Mutations in chronic lymphocytic leukemia and how they affect therapy choice: Focus on NOTCH1, SF3B1, and TP53

Chronic lymphocytic leukemia (CLL) is characterized by a relatively small number of recurrent genetic defects. These can be evaluated by clinically available methods such as fluorescent in situ hybridization and targeted sequencing approaches to provide data that can be very helpful in prognostication and planning of treatment. Acquired defects in the p53 pathway, activating mutations of NOTCH1, and dysfunctional mutations of SF3B1 and BIRC3 identify patients with higher risk of progressive disease, poorer responses to conventional chemoimmunotherapy, and shorter survival. Risk stratification using these data can identify patients with aggressive CLL who require careful monitoring and are unlikely to have durable responses to chemoimmunotherapy at disease progression. Patients with defective DNA damage repair mechanisms because of p53 dysfunction should be considered for non-chemotherapy-based regimens including tyrosine kinase inhibitors, BCL2 inhibitors, monoclonal antibodies, and immunological therapies including allogeneic transplantation and chimeric antigen receptor-targeted T cells.
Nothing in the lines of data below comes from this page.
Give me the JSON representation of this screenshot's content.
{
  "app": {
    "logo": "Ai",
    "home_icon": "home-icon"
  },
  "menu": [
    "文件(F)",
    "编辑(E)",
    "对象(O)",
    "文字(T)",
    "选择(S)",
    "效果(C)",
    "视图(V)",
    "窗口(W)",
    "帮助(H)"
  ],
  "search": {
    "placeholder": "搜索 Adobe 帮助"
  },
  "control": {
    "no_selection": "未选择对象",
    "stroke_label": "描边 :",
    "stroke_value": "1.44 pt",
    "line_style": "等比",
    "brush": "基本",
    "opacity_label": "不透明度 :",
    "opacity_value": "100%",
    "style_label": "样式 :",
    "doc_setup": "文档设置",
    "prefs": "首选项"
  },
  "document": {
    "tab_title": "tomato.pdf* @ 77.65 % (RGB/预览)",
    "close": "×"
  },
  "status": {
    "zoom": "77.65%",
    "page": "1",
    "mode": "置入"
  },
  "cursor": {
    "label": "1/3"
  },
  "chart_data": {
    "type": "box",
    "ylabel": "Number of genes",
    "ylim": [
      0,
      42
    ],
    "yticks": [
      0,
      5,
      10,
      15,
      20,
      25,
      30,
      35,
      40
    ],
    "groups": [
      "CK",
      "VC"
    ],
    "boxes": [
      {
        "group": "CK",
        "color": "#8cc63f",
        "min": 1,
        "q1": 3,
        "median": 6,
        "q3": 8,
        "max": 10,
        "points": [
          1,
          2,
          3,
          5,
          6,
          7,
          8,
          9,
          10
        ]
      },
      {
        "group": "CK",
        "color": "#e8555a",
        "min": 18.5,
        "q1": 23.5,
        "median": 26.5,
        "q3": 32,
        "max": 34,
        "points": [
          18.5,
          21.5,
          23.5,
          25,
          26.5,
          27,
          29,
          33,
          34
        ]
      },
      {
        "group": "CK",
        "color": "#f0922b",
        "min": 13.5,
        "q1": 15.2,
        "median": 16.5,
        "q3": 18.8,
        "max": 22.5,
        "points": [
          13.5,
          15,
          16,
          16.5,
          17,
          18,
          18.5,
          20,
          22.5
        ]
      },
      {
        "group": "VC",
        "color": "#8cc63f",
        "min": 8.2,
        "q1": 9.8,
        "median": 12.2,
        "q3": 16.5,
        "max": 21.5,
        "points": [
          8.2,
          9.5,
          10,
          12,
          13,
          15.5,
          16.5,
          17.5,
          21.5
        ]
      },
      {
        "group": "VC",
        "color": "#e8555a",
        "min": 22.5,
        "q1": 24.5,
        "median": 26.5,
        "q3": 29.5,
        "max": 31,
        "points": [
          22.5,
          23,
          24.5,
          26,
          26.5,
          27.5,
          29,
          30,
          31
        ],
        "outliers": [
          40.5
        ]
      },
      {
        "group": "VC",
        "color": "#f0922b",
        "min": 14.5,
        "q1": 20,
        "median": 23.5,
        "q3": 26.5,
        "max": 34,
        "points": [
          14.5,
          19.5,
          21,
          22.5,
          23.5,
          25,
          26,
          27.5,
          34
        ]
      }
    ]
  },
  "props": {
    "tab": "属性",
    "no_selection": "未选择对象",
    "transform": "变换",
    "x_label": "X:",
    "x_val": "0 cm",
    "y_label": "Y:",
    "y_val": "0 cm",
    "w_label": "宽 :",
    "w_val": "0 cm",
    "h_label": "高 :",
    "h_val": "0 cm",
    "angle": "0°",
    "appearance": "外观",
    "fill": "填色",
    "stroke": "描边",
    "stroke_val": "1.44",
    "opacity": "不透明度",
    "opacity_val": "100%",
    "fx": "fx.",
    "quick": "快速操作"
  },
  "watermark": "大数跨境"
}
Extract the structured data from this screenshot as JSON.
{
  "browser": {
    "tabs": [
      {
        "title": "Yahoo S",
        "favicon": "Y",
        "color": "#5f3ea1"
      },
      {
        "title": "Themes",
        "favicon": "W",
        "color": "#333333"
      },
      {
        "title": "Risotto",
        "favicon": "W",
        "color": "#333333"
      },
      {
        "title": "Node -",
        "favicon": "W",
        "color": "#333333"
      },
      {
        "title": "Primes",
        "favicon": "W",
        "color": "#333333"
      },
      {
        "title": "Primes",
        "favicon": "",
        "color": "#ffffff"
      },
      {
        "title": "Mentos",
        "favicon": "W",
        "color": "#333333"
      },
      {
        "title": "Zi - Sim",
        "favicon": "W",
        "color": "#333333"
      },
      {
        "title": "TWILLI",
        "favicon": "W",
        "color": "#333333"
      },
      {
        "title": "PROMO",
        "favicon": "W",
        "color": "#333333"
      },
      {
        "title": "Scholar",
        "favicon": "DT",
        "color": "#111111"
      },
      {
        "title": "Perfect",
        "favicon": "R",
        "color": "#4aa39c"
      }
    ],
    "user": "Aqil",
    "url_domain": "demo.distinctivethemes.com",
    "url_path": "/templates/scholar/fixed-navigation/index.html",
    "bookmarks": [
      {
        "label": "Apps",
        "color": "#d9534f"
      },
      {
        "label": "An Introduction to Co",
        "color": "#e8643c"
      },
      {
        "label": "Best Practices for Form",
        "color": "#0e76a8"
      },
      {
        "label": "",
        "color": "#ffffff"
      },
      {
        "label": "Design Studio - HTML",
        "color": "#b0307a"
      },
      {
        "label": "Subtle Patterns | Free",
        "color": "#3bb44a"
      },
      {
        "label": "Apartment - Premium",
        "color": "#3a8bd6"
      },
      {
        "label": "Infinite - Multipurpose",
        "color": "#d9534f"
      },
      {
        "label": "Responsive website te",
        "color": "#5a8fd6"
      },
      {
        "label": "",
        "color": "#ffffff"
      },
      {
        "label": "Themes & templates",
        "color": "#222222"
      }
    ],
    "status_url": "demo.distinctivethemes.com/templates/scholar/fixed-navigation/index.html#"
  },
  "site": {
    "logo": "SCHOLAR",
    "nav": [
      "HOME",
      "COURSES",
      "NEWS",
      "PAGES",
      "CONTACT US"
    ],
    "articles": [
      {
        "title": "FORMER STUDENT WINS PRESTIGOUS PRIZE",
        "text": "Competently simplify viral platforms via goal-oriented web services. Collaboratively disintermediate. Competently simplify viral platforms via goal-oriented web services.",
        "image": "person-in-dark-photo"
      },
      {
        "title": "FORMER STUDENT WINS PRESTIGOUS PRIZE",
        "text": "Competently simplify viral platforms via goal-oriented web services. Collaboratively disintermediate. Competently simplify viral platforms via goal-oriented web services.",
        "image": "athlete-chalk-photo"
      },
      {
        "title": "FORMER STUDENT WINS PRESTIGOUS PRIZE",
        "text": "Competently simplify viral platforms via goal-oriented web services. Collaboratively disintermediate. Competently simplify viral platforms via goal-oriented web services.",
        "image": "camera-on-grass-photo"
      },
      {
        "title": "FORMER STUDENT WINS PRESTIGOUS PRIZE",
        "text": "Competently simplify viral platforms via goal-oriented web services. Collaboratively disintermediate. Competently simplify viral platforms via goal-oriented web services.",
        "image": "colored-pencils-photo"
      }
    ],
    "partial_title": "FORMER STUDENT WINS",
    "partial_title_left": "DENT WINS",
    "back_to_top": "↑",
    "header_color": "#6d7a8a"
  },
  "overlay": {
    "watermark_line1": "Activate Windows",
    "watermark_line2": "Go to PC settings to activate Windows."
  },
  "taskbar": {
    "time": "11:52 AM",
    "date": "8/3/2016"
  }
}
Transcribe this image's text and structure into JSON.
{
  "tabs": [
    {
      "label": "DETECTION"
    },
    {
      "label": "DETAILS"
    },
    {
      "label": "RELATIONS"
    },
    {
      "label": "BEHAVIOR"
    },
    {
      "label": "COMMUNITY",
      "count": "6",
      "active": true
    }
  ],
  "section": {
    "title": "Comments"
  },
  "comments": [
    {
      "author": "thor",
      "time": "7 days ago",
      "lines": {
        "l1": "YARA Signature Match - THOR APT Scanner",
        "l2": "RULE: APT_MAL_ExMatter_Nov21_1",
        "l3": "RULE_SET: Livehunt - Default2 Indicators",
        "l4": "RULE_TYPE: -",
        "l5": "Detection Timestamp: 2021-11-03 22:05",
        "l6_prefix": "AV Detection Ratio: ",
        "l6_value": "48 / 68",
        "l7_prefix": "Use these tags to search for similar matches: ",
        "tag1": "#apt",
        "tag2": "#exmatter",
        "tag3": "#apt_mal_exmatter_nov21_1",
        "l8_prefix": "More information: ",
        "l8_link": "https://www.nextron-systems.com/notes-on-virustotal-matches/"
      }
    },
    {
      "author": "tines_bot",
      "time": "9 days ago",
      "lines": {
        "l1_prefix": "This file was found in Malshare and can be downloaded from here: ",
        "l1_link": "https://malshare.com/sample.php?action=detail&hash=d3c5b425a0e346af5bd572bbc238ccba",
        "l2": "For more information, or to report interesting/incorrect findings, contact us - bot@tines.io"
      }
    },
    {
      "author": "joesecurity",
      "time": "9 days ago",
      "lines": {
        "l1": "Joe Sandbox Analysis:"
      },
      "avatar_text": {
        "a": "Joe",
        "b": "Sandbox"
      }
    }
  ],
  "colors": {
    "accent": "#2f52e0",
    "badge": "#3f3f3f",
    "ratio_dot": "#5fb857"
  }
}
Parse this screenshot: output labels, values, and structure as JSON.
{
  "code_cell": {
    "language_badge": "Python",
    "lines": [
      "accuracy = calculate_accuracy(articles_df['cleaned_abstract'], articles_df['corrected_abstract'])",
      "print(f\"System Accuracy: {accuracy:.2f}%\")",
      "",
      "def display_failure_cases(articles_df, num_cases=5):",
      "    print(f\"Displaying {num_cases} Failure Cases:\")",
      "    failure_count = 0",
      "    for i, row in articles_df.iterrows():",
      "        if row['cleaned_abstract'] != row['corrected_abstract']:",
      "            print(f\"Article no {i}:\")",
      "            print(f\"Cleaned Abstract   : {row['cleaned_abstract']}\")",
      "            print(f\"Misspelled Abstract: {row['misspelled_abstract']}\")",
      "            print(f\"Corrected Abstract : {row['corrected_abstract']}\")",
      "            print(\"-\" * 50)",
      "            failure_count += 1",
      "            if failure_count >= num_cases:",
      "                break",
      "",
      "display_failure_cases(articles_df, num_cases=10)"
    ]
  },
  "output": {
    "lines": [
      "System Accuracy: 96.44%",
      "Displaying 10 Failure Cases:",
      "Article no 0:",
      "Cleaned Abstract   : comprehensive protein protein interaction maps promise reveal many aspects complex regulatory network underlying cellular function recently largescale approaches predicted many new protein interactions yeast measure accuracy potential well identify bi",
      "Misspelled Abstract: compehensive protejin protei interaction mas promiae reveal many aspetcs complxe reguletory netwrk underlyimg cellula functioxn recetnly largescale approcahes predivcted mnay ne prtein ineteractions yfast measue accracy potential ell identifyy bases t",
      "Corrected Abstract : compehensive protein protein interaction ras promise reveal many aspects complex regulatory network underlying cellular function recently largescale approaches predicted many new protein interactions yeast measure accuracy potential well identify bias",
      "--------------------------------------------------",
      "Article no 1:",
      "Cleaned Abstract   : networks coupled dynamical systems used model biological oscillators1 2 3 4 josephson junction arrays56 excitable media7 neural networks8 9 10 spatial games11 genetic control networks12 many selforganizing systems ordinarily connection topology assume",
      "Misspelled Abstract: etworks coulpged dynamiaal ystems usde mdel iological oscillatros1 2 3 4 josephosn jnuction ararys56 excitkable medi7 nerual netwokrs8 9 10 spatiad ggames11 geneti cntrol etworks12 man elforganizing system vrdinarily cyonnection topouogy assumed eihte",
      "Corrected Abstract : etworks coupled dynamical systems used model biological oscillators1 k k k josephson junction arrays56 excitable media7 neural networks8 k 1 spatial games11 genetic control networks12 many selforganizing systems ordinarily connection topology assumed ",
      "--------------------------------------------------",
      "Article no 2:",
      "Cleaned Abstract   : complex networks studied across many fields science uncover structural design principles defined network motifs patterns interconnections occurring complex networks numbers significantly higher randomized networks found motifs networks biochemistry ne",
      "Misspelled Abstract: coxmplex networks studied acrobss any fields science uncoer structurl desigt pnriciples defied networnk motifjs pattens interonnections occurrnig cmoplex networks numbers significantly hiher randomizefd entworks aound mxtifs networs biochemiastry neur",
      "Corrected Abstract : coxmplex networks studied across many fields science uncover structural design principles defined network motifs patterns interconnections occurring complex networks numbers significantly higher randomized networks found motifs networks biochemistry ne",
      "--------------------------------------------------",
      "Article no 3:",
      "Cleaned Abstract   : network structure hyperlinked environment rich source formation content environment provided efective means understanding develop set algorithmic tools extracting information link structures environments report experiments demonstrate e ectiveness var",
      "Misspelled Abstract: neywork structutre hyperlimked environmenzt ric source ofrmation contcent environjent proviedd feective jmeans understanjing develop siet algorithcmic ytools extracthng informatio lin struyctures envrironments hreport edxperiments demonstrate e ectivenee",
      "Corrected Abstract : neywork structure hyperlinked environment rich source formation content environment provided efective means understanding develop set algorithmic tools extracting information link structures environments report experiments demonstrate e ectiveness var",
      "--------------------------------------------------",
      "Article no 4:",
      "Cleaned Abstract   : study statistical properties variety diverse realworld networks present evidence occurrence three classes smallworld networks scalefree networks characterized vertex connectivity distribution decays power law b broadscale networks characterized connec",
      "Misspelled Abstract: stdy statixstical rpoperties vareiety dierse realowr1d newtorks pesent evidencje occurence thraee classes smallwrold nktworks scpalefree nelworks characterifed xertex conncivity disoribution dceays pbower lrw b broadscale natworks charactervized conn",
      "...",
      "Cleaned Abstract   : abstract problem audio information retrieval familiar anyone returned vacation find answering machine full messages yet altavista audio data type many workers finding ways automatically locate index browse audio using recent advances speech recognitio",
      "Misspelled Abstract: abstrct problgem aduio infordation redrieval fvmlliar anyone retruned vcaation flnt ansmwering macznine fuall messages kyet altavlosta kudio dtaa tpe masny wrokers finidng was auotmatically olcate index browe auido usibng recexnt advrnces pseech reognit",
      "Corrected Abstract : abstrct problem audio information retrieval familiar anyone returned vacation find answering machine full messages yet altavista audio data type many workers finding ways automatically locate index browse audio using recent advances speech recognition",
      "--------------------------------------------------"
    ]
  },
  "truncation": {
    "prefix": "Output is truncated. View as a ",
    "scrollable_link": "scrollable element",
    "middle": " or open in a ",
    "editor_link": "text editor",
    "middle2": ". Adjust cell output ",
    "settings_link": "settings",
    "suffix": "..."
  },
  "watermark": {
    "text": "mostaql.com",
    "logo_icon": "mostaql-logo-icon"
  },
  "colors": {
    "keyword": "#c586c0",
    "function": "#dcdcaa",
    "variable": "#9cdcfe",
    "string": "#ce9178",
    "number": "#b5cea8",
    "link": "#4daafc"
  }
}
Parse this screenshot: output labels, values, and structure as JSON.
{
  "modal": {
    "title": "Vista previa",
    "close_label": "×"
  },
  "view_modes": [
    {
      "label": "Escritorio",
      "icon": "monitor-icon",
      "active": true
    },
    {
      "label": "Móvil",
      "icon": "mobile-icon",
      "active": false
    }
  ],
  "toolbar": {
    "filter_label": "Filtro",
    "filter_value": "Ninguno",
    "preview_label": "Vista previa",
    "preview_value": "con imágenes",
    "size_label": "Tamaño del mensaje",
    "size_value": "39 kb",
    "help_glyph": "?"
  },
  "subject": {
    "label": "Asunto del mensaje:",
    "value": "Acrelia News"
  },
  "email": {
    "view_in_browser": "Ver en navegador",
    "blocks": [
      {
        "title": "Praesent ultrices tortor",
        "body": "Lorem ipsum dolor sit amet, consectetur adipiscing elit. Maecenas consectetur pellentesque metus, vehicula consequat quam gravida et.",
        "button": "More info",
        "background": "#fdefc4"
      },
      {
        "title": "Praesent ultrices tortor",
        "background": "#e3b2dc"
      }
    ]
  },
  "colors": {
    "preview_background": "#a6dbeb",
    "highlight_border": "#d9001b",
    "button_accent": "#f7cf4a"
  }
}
Conversely, patients with no high-risk mutations can usually be monitored for a prolonged time and are likely to have durable responses to chemoimmunotherapy at disease progression. New technologies for genetic analysis such as targeted next-generation sequencing have the potential to make these analyses cheaper, faster, and more widely available. Comprehensive genetic analysis of patients both at diagnosis and before treatment for progressive disease could become an integral component of care for CLL.